COVID-19: Asia-Pacific market update (w/e April 12)

Routes' latest update on how airlines and airports across the Asia-Pacific region are responding to the COVID-19 pandemic.

Welcome to Routes’ look at how the Asia-Pacific aviation market is responding to the COVID-19 coronavirus pandemic, helping you understand the schedule changes and manage the impact so we can navigate through this crisis together.

 The data is supplied by OAG using its OAG Schedules Analyser tool unless stated. Please note: the COVID-19 crisis remains fluid as airlines around the world continue to make dramatic capacity cuts. OAG has taken several steps to ensure the data is as accurate as possible. 

Asia-Pacific capacity

Capacity fell by a further 2.3 million departure seats last week (w/c April 6), representing 11.6% of the remaining market. In numerical terms, South East Asia lost the most seats, falling by 953,968, meaning 19.8% of the remaining capacity disappeared. In percentage terms, the biggest capacity drop was in the Southwest Pacific where the number of seats almost halved to 430,403.

Compared to Jan. 6 2019, the total capacity in Asia Pacific has now fallen by just over 60%. The largest real terms fall has been experienced in South East Asia, which is down by 14.6 million seats, or 63.9%.

Country focus 

Total available capacity dipped again in China after recent signs of recovery, with 289,729 departure seats lost, representing 3.5% of the total market. After recently improving infection rates, locally transmitted infections rose for the first time in three weeks in Beijing.

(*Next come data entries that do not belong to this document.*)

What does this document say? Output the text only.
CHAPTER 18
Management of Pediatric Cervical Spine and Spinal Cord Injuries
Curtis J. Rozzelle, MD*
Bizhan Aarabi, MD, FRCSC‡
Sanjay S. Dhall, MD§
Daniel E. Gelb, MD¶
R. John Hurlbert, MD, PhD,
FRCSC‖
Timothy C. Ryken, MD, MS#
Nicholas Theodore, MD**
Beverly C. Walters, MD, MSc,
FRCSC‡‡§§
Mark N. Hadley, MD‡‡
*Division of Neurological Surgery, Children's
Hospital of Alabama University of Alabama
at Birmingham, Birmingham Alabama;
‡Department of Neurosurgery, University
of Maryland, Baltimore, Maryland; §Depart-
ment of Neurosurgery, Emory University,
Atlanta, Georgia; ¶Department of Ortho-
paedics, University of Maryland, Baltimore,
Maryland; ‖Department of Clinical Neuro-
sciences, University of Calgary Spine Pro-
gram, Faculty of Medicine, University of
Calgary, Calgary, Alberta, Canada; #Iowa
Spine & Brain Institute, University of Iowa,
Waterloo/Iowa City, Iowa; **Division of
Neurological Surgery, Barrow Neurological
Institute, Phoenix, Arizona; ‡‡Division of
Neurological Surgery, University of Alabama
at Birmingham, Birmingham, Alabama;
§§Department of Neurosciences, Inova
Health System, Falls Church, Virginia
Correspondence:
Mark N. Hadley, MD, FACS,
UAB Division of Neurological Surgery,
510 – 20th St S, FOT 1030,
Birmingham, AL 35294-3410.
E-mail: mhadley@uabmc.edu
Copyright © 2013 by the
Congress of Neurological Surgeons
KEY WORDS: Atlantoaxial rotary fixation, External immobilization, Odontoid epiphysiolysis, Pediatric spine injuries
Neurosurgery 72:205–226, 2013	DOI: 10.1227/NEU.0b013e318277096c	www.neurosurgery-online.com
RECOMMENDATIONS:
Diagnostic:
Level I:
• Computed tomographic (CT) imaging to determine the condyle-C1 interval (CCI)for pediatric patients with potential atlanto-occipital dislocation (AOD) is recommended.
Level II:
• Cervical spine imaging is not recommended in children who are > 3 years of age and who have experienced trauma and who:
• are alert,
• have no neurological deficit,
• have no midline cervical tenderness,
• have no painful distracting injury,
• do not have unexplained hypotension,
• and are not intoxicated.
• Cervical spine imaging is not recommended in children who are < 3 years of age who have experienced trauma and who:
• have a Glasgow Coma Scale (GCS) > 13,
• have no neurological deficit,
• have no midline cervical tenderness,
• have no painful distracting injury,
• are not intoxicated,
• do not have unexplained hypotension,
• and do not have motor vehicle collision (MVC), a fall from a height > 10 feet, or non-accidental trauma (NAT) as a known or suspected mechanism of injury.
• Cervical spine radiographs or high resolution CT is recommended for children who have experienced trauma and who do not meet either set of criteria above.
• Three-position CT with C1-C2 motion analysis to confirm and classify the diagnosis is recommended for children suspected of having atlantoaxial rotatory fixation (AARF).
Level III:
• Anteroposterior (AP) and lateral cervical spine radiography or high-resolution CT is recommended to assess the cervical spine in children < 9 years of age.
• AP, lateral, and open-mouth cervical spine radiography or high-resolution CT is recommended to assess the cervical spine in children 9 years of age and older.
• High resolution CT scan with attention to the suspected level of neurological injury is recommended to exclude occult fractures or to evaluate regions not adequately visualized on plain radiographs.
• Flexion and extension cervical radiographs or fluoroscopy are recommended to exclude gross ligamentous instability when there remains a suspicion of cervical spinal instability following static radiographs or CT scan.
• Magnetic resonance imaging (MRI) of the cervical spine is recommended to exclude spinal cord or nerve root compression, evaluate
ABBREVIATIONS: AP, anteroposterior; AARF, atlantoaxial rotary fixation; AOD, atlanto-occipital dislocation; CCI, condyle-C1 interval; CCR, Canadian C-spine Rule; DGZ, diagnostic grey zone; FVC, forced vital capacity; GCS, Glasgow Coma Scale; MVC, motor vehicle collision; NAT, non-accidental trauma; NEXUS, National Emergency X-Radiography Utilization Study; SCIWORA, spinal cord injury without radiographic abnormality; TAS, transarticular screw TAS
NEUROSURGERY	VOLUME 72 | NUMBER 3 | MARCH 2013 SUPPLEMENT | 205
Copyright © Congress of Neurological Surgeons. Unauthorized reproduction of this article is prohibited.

Thailand has a nationwide curfew in place from 10 p.m. until 4 a.m. and has extended its flight ban for foreign tourists again, this time until the end of April; having previously said it would end on April 18. However, the government has agreed to open its borders to 21 countries to allow Thai nationals to return home.

Six of the major cities in India—including Mumbai and Delhi—have been designated as red zones under new guidance issued by the government. In total 170 regions of the country have been assigned the most severe status, which means checking and testing will be intensified. Although the government has announced some lockdown relaxation measures, these will not be applicable to red-zone regions.

The most severe loss of available capacity was experienced in Vietnam, where 468,598 departure seats were pulled, or 70.9% of the market. Despite lacking the resources for mass testing, the country has won praise from the World Health Organization for its handling of the virus, which has focused on isolating infected individuals and tracking their contacts proactively.

Australia has announced that its lockdowns will remain in place for at least another four weeks as the island nation sets out plans for more testing and contact tracing. Last week the country’s aviation market contracted by 47%, with the fourth-highest loss of total seats in Asia-Pacific.

The fifth-largest loss was seen in Japan, where a state of emergency has been declared and is expected to last until at least 6 May.

Asia-Pacific airlines

After dropping as low as eighth place on this table in February, China Southern is once again offering the largest number of seats in the region. The biggest fall during the period is IndiGo, which had been offering the third-highest number of seats but has only had 632 in the last two weeks.